Penulis belajar dari kasus ini mengenai rasa kepercayaan dan komunikasi dalam suatu hubungan, karena walaupun komunikasi bukanlah “obat” untuk segala konflik, namun ketika suatu konflik disebabkan kurangnya komunikasi, maka komunikasi bisa menjadi solusi yang tepat dan diimbangi dengan rasa kepercayaan satu sama lain. Memiliki hubungan dengan orang lain pasti akan memiliki konflik, tergantung setiap individu bagaimana mereka mengelola konflik yang ada.

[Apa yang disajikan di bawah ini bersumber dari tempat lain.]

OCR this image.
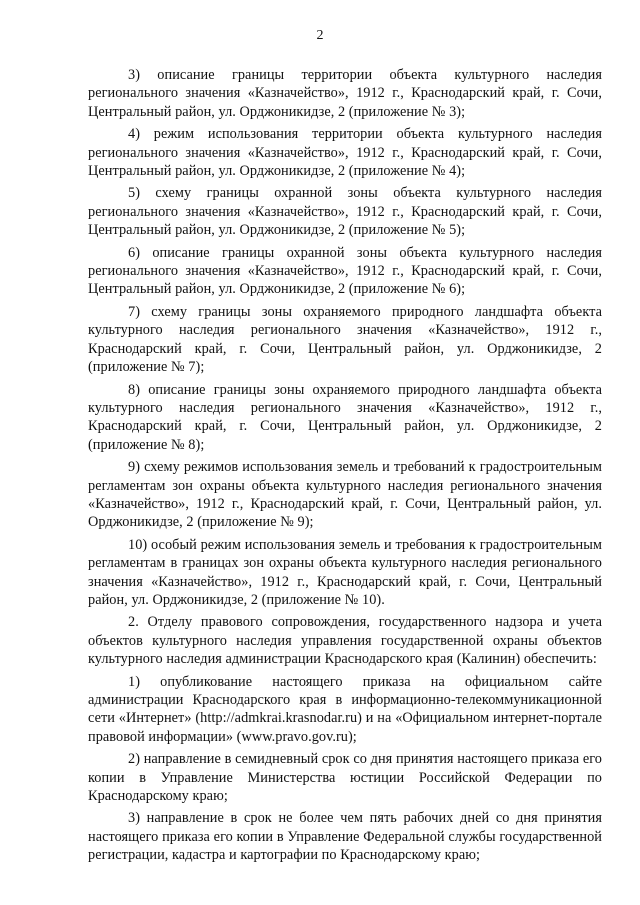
2

3) описание границы территории объекта культурного наследия регионального значения «Казначейство», 1912 г., Краснодарский край, г. Сочи, Центральный район, ул. Орджоникидзе, 2 (приложение № 3);

4) режим использования территории объекта культурного наследия регионального значения «Казначейство», 1912 г., Краснодарский край, г. Сочи, Центральный район, ул. Орджоникидзе, 2 (приложение № 4);

5) схему границы охранной зоны объекта культурного наследия регионального значения «Казначейство», 1912 г., Краснодарский край, г. Сочи, Центральный район, ул. Орджоникидзе, 2 (приложение № 5);

6) описание границы охранной зоны объекта культурного наследия регионального значения «Казначейство», 1912 г., Краснодарский край, г. Сочи, Центральный район, ул. Орджоникидзе, 2 (приложение № 6);

7) схему границы зоны охраняемого природного ландшафта объекта культурного наследия регионального значения «Казначейство», 1912 г., Краснодарский край, г. Сочи, Центральный район, ул. Орджоникидзе, 2 (приложение № 7);

8) описание границы зоны охраняемого природного ландшафта объекта культурного наследия регионального значения «Казначейство», 1912 г., Краснодарский край, г. Сочи, Центральный район, ул. Орджоникидзе, 2 (приложение № 8);

9) схему режимов использования земель и требований к градостроительным регламентам зон охраны объекта культурного наследия регионального значения «Казначейство», 1912 г., Краснодарский край, г. Сочи, Центральный район, ул. Орджоникидзе, 2 (приложение № 9);

10) особый режим использования земель и требования к градостроительным регламентам в границах зон охраны объекта культурного наследия регионального значения «Казначейство», 1912 г., Краснодарский край, г. Сочи, Центральный район, ул. Орджоникидзе, 2 (приложение № 10).

2. Отделу правового сопровождения, государственного надзора и учета объектов культурного наследия управления государственной охраны объектов культурного наследия администрации Краснодарского края (Калинин) обеспечить:

1) опубликование настоящего приказа на официальном сайте администрации Краснодарского края в информационно-телекоммуникационной сети «Интернет» (http://admkrai.krasnodar.ru) и на «Официальном интернет-портале правовой информации» (www.pravo.gov.ru);

2) направление в семидневный срок со дня принятия настоящего приказа его копии в Управление Министерства юстиции Российской Федерации по Краснодарскому краю;

3) направление в срок не более чем пять рабочих дней со дня принятия настоящего приказа его копии в Управление Федеральной службы государственной регистрации, кадастра и картографии по Краснодарскому краю;
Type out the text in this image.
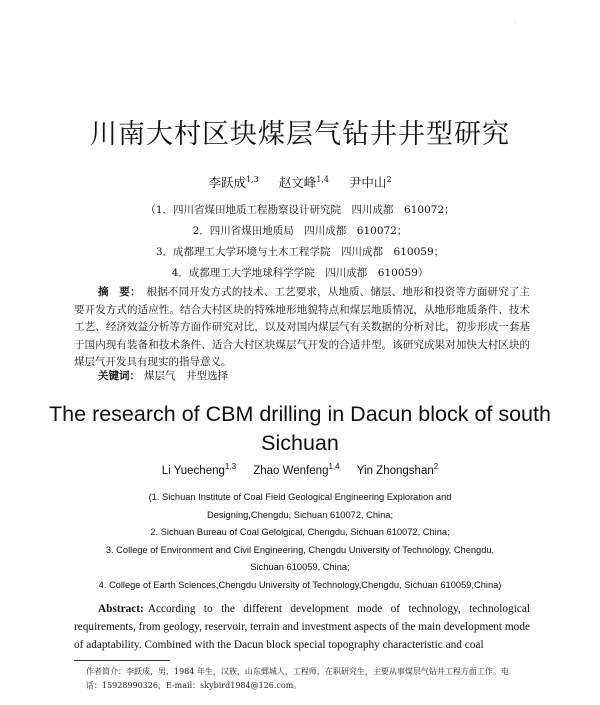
.
川南大村区块煤层气钻井井型研究
李跃成$^{1,3}$ 赵文峰$^{1,4}$ 尹中山$^2$
（1．四川省煤田地质工程勘察设计研究院　四川成都　610072；
2．四川省煤田地质局　四川成都　610072；
3．成都理工大学环境与土木工程学院　四川成都　610059；
4．成都理工大学地球科学学院　四川成都　610059）
摘　要： 根据不同开发方式的技术、工艺要求，从地质、储层、地形和投资等方面研究了主要开发方式的适应性。结合大村区块的特殊地形地貌特点和煤层地质情况，从地形地质条件、技术工艺、经济效益分析等方面作研究对比，以及对国内煤层气有关数据的分析对比，初步形成一套基于国内现有装备和技术条件、适合大村区块煤层气开发的合适井型。该研究成果对加快大村区块的煤层气开发具有现实的指导意义。
关键词： 煤层气　井型选择
The research of CBM drilling in Dacun block of south Sichuan
Li Yuecheng$^{1,3}$ Zhao Wenfeng$^{1,4}$ Yin Zhongshan$^2$
(1. Sichuan Institute of Coal Field Geological Engineering Exploration and
Designing,Chengdu, Sichuan 610072, China;
2. Sichuan Bureau of Coal Gelolgical, Chengdu, Sichuan 610072, China;
3. College of Environment and Civil Engineering, Chengdu University of Technology, Chengdu,
Sichuan 610059, China;
4. College of Earth Sciences,Chengdu University of Technology,Chengdu, Sichuan 610059,China)
Abstract: According to the different development mode of technology, technological requirements, from geology, reservoir, terrain and investment aspects of the main development mode of adaptability. Combined with the Dacun block special topography characteristic and coal
作者简介：李跃成，男，1984 年生，汉族，山东鄄城人，工程师，在职研究生，主要从事煤层气钻井工程方面工作。电
话：15928990326，E-mail：skybird1984@126.com。
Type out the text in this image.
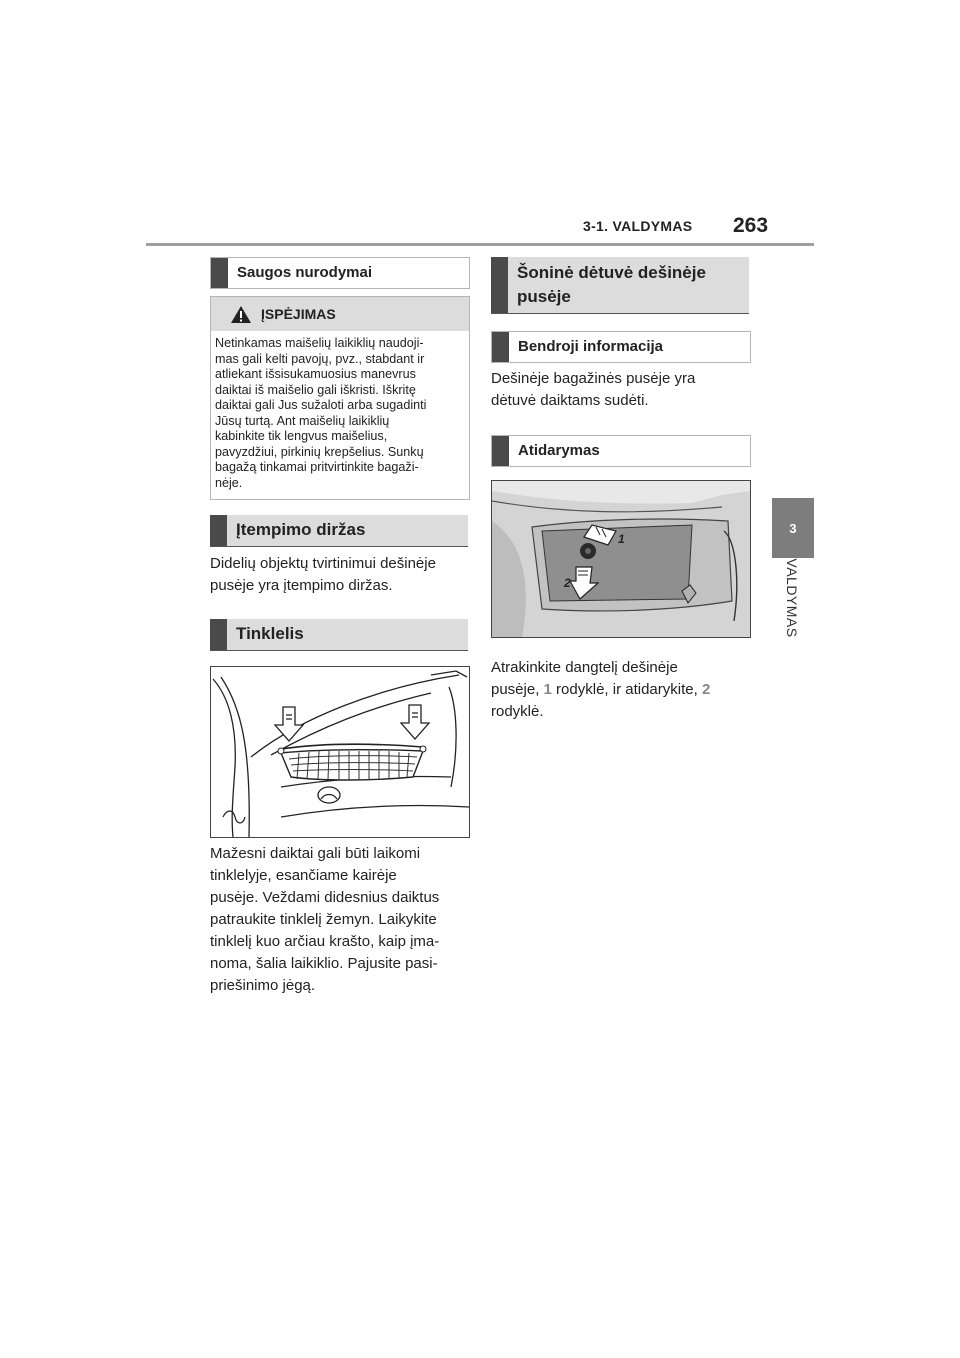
3-1. VALDYMAS 263
3
VALDYMAS
Saugos nurodymai
ĮSPĖJIMAS
Netinkamas maišelių laikiklių naudoji-
mas gali kelti pavojų, pvz., stabdant ir
atliekant išsisukamuosius manevrus
daiktai iš maišelio gali iškristi. Iškritę
daiktai gali Jus sužaloti arba sugadinti
Jūsų turtą. Ant maišelių laikiklių
kabinkite tik lengvus maišelius,
pavyzdžiui, pirkinių krepšelius. Sunkų
bagažą tinkamai pritvirtinkite bagaži-
nėje.
Įtempimo diržas
Didelių objektų tvirtinimui dešinėje
pusėje yra įtempimo diržas.
Tinklelis
Mažesni daiktai gali būti laikomi
tinklelyje, esančiame kairėje
pusėje. Veždami didesnius daiktus
patraukite tinklelį žemyn. Laikykite
tinklelį kuo arčiau krašto, kaip įma-
noma, šalia laikiklio. Pajusite pasi-
priešinimo jėgą.
Šoninė dėtuvė dešinėje
pusėje
Bendroji informacija
Dešinėje bagažinės pusėje yra
dėtuvė daiktams sudėti.
Atidarymas
1
2
Atrakinkite dangtelį dešinėje
pusėje, 1 rodyklė, ir atidarykite, 2
rodyklė.
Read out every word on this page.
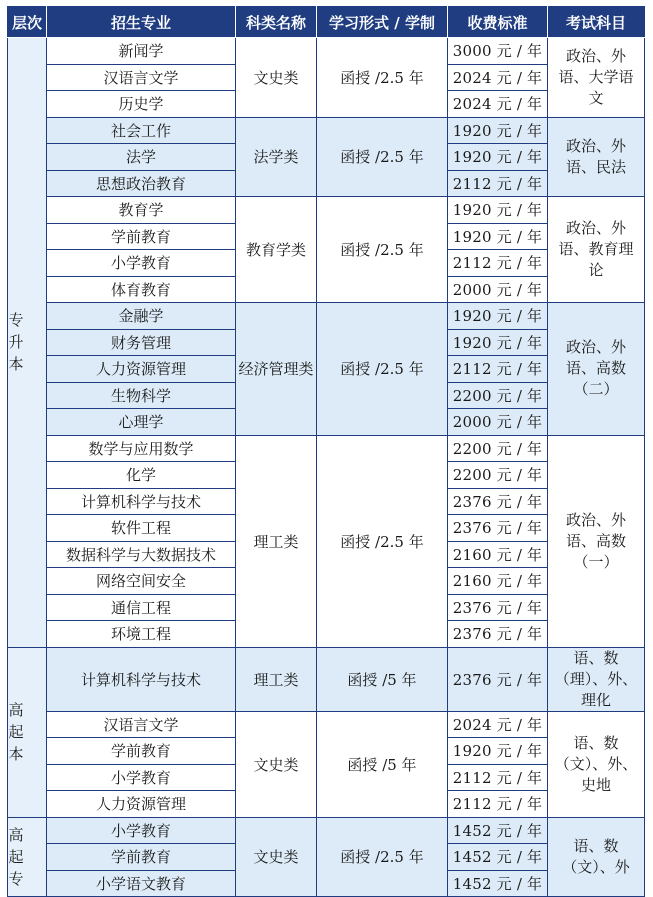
层次	招生专业	科类名称	学习形式 / 学制	收费标准	考试科目

专升本	新闻学	文史类	函授 /2.5 年	3000 元 / 年	政治、外语、大学语文
	汉语言文学			2024 元 / 年	
	历史学			2024 元 / 年	
	社会工作	法学类	函授 /2.5 年	1920 元 / 年	政治、外语、民法
	法学			1920 元 / 年	
	思想政治教育			2112 元 / 年	
	教育学	教育学类	函授 /2.5 年	1920 元 / 年	政治、外语、教育理论
	学前教育			1920 元 / 年	
	小学教育			2112 元 / 年	
	体育教育			2000 元 / 年	
	金融学	经济管理类	函授 /2.5 年	1920 元 / 年	政治、外语、高数（二）
	财务管理			1920 元 / 年	
	人力资源管理			2112 元 / 年	
	生物科学			2200 元 / 年	
	心理学			2000 元 / 年	
	数学与应用数学	理工类	函授 /2.5 年	2200 元 / 年	政治、外语、高数（一）
	化学			2200 元 / 年	
	计算机科学与技术			2376 元 / 年	
	软件工程			2376 元 / 年	
	数据科学与大数据技术			2160 元 / 年	
	网络空间安全			2160 元 / 年	
	通信工程			2376 元 / 年	
	环境工程			2376 元 / 年	

高起本	计算机科学与技术	理工类	函授 /5 年	2376 元 / 年	语、数（理）、外、理化
	汉语言文学	文史类	函授 /5 年	2024 元 / 年	语、数（文）、外、史地
	学前教育			1920 元 / 年	
	小学教育			2112 元 / 年	
	人力资源管理			2112 元 / 年	

高起专	小学教育	文史类	函授 /2.5 年	1452 元 / 年	语、数（文）、外
	学前教育			1452 元 / 年	
	小学语文教育			1452 元 / 年	
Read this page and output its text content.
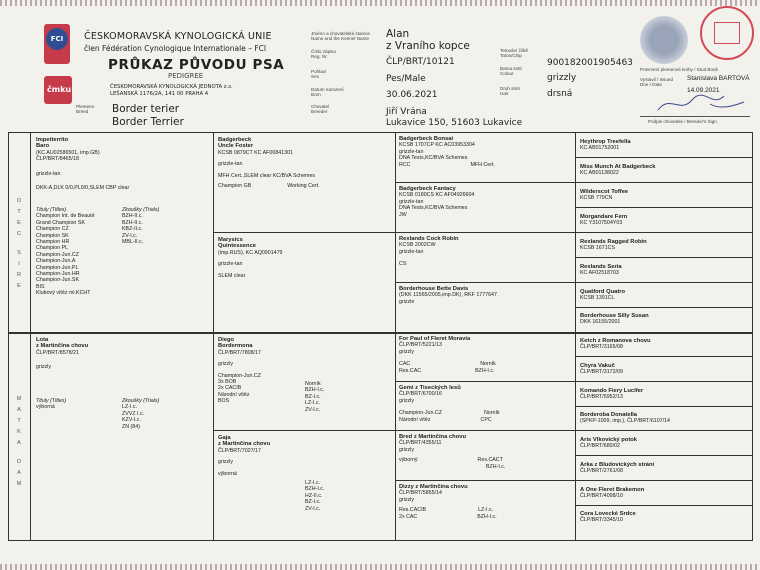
FCI
čmku
ČESKOMORAVSKÁ KYNOLOGICKÁ UNIE
člen Fédération Cynologique Internationale – FCI
PRŮKAZ PŮVODU PSA
PEDIGREE
ČESKOMORAVSKÁ KYNOLOGICKÁ JEDNOTA z.s.
LEŠANSKÁ 1176/2A, 141 00 PRAHA 4
Plemeno
Breed	Border terier
Border Terrier
Jméno a chovatelská stanice
Name and the Kennel Name
Číslo zápisu
Reg. Nr.
Pohlaví
Sex
Datum narození
Born
Chovatel
Breeder
Alan
z Vraního kopce
ČLP/BRT/10121
Pes/Male
30.06.2021
Jiří Vrána
Lukavice 150, 51603 Lukavice
Tetování čiště
Tatoo/Chip
Barva srsti
Colour
Druh srsti
Hair
900182001905463
grizzly
drsná
Potvrzení plemenné knihy / Stud Book
Vystavil / Issued
Dne / Date
Stanislava BARTOVÁ
14.09.2021
Podpis chovatele / Breeder's Sign.
O
T
E
C
S
I
R
E
M
A
T
K
A
D
A
M
Impetterrito
Baro
(KC AU02586501, imp.GB)
ČLP/BRT/8465/18
grizzle-tan
DKK-A,DLK 0/0,PL0/0,SLEM CBP clear
Tituly (Titles)
Champion Int. de Beauté
Grand Champion SK
Champion CZ
Champion SK
Champion HR
Champion PL
Champion-Jun.CZ
Champion-Jun.A
Champion-Jun.PL
Champion-Jun.HR
Champion-Jun.SK
BIS
Klubový vítěz ml.KCHT
Zkoušky (Trials)
BZH-II.c.
BZH-II.c.
KBZ-II.c.
ZV-I.c.
MBL-II.c.
Lota
z Martinčína chovu
ČLP/BRT/8578/21
grizzly
Tituly (Titles)
výborná
Zkoušky (Trials)
LZ-I.c.
ZVVZ I.c.
KZV-I.c.
ZN (84)
Badgerbeck
Uncle Foster
KCSB 0879CT KC AF00841301
grizzle-tan
MFH Cert.,SLEM clear KC/BVA Schemes
Champion GB	Working Cert.
Marysics
Quintessence
(imp.RUS), KC AQ0901479
grizzle-tan
SLEM clear
Diego
Bordermona
ČLP/BRT/7808/17
grizzly
Champion-Jun.CZ
3x BOB
2x CACIB
Národní vítěz
BOS
Norník
BZH-I.c.
BZ-I.c.
LZ-I.c.
ZV-I.c.
Gaja
z Martinčína chovu
ČLP/BRT/7027/17
grizzly
výborná
LZ-I.c.
BZH-I.c.
HZ-II.c.
BZ-I.c.
ZV-I.c.
Badgerbeck Bonsai
KCSB 1707CP KC AC03953304
grizzle-tan
DNA Tests,KC/BVA Schemes
RCC	MFH Cert.
Badgerbeck Fantacy
KCSB 0180CS KC AF04926604
grizzle-tan
DNA Tests,KC/BVA Schemes
JW
Rexlands Cock Robin
KCSB 2002CW
grizzle-tan
CS
Borderhouse Bette Davis
(DKK 11565/2005,imp.DK), RKF 1777647
grizzle
For Paul of Fleret Moravia
ČLP/BRT/5221/13
grizzly
CAC	Norník
Res.CAC	BZH-I.c.
Gemi z Tiseckých lesů
ČLP/BRT/6700/16
grizzly
Champion-Jun.CZ	Norník
Národní vítěz	CPC
Bred z Martinčína chovu
ČLP/BRT/4355/11
grizzly
výborný	Res.CACT
BZH-I.c.
Dizzy z Martinčína chovu
ČLP/BRT/5855/14
grizzly
Res.CACIB	LZ-I.c.
2x CAC	BZH-I.c.
Heythrop Treefella
KC AB01752001
Miss Munch At Badgerbeck
KC AB01138022
Wilderscot Toffee
KCSB 779CN
Morgandare Fern
KC Y3107504Y03
Rexlands Ragged Robin
KCSB 1671CS
Rexlands Seria
KC AF02518703
Quatford Quatro
KCSB 1391CL
Borderhouse Silly Susan
DKK 16155/2001
Ketch z Romanova chovu
ČLP/BRT/3165/08
Chyra Vakuč
ČLP/BRT/3172/09
Komando Fiery Lucifer
ČLP/BRT/5952/13
Borderoba Donatella
(SPKP-1009, imp.), ČLP/BRT/6107/14
Aris Vlkovický potok
ČLP/BRT/680/02
Arka z Bludovických strání
ČLP/BRT/2761/08
A One Fleret Brakemon
ČLP/BRT/4098/10
Cora Lovecké Srdce
ČLP/BRT/3345/10
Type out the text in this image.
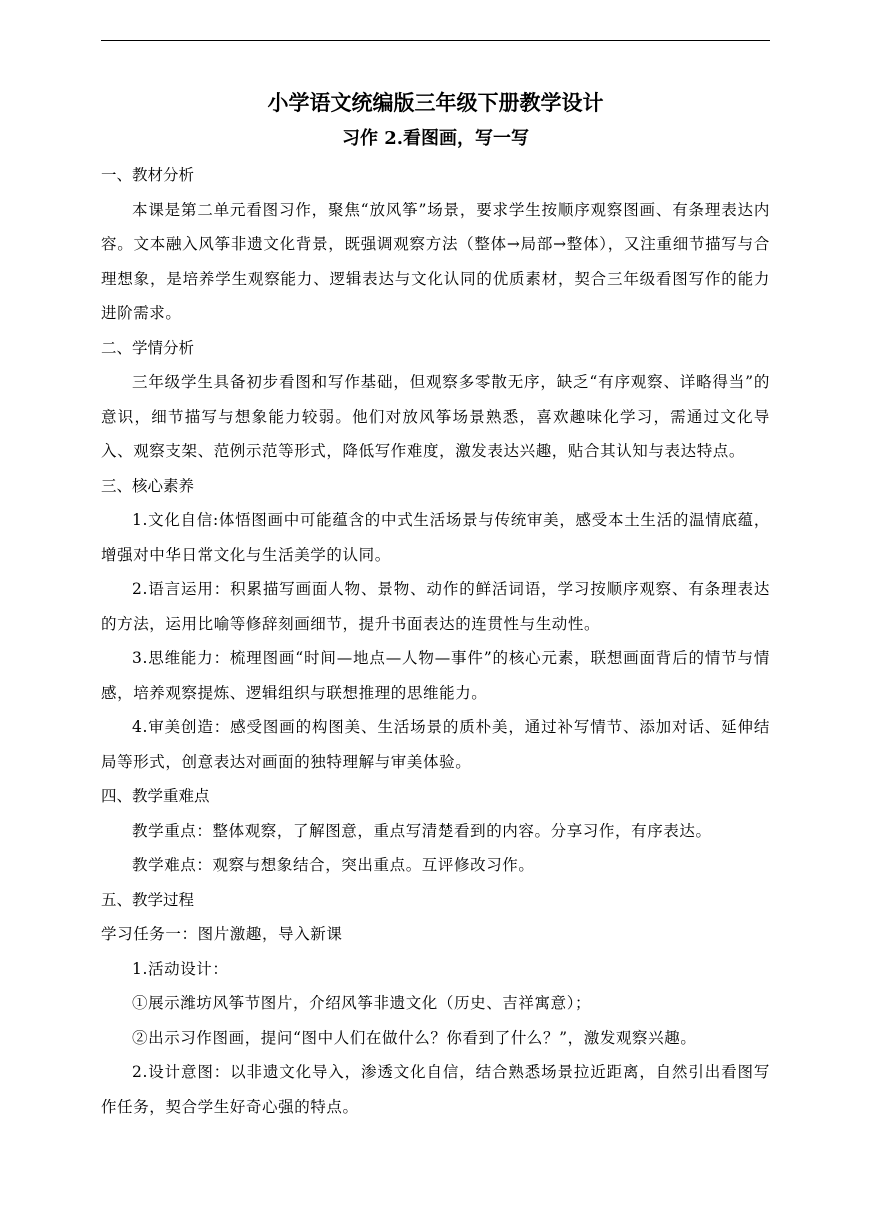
小学语文统编版三年级下册教学设计
习作 2.看图画，写一写

一、教材分析

本课是第二单元看图习作，聚焦“放风筝”场景，要求学生按顺序观察图画、有条理表达内容。文本融入风筝非遗文化背景，既强调观察方法（整体→局部→整体），又注重细节描写与合理想象，是培养学生观察能力、逻辑表达与文化认同的优质素材，契合三年级看图写作的能力进阶需求。

二、学情分析

三年级学生具备初步看图和写作基础，但观察多零散无序，缺乏“有序观察、详略得当”的意识，细节描写与想象能力较弱。他们对放风筝场景熟悉，喜欢趣味化学习，需通过文化导入、观察支架、范例示范等形式，降低写作难度，激发表达兴趣，贴合其认知与表达特点。

三、核心素养

1.文化自信:体悟图画中可能蕴含的中式生活场景与传统审美，感受本土生活的温情底蕴，增强对中华日常文化与生活美学的认同。

2.语言运用：积累描写画面人物、景物、动作的鲜活词语，学习按顺序观察、有条理表达的方法，运用比喻等修辞刻画细节，提升书面表达的连贯性与生动性。

3.思维能力：梳理图画“时间—地点—人物—事件”的核心元素，联想画面背后的情节与情感，培养观察提炼、逻辑组织与联想推理的思维能力。

4.审美创造：感受图画的构图美、生活场景的质朴美，通过补写情节、添加对话、延伸结局等形式，创意表达对画面的独特理解与审美体验。

四、教学重难点

教学重点：整体观察，了解图意，重点写清楚看到的内容。分享习作，有序表达。

教学难点：观察与想象结合，突出重点。互评修改习作。

五、教学过程

学习任务一：图片激趣，导入新课

1.活动设计：

①展示潍坊风筝节图片，介绍风筝非遗文化（历史、吉祥寓意）；

②出示习作图画，提问“图中人们在做什么？你看到了什么？”，激发观察兴趣。

2.设计意图：以非遗文化导入，渗透文化自信，结合熟悉场景拉近距离，自然引出看图写作任务，契合学生好奇心强的特点。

Mengelola konflik tidak selamanya menggunakan cara kekerasan, bisa dengan cara yang lebih halus yaitu dengan mengkomunikasikannya terlebih dahulu. Dalam kasus ini, pasti terdapat kurangnya komunikasi di antara kedua pihak, alhasil menimbulkan konflik hingga kasus penganiayaan dan pengrusakan barang. Tak lepas pula dengan dampak negatif yang ada. Dampaknya akan menimbulkan emosi dan stress negatif, berkurangnya komunikasi, menimbulkan sikap otoritatif, menimbulkan prasangka buruk, dan tekanan pada korban (Normalia, 2016, h. 24). Hubungan yang semula adem bisa menjadi berantakan hanya karena salah paham, emosi, pikiran, dan ego yang tidak terkendali.
Daftar Pustaka:
Baldwin, J. R., Coleman, R. R. M., Gonzales, A., & Shenoy-Packer, S. (2014). Intercultural Communication for Everyday Life. West Sussex : John Wiley & Sons.
Duhri, M. K. (2020, 3 Desember). Cemburu, Pria Sragen Tega Aniaya Pacar dan Bakar Sepeda Motor. Solopos.com.
Normalia, P. (2016). Pengaruh Sosial Masyarakat Pasca Konflik terhadap Psikologis Remaja. (Skripsi, Universitas Lampung, 2016).
Saefurahman, I. & Suwaryo, U. (2016). Transformasi Otonomi Desa : Pudarnya Kekuasaan Formal Desa dalam Penyelenggaraan Pemerintah pada Masa Orde Baru (Kasus Desa Neglasari Kecamatan Salawu Kabupaten Tasikmalaya). Jurnal Ilmiah Wahana Bhakti Praja, 6(2), 35.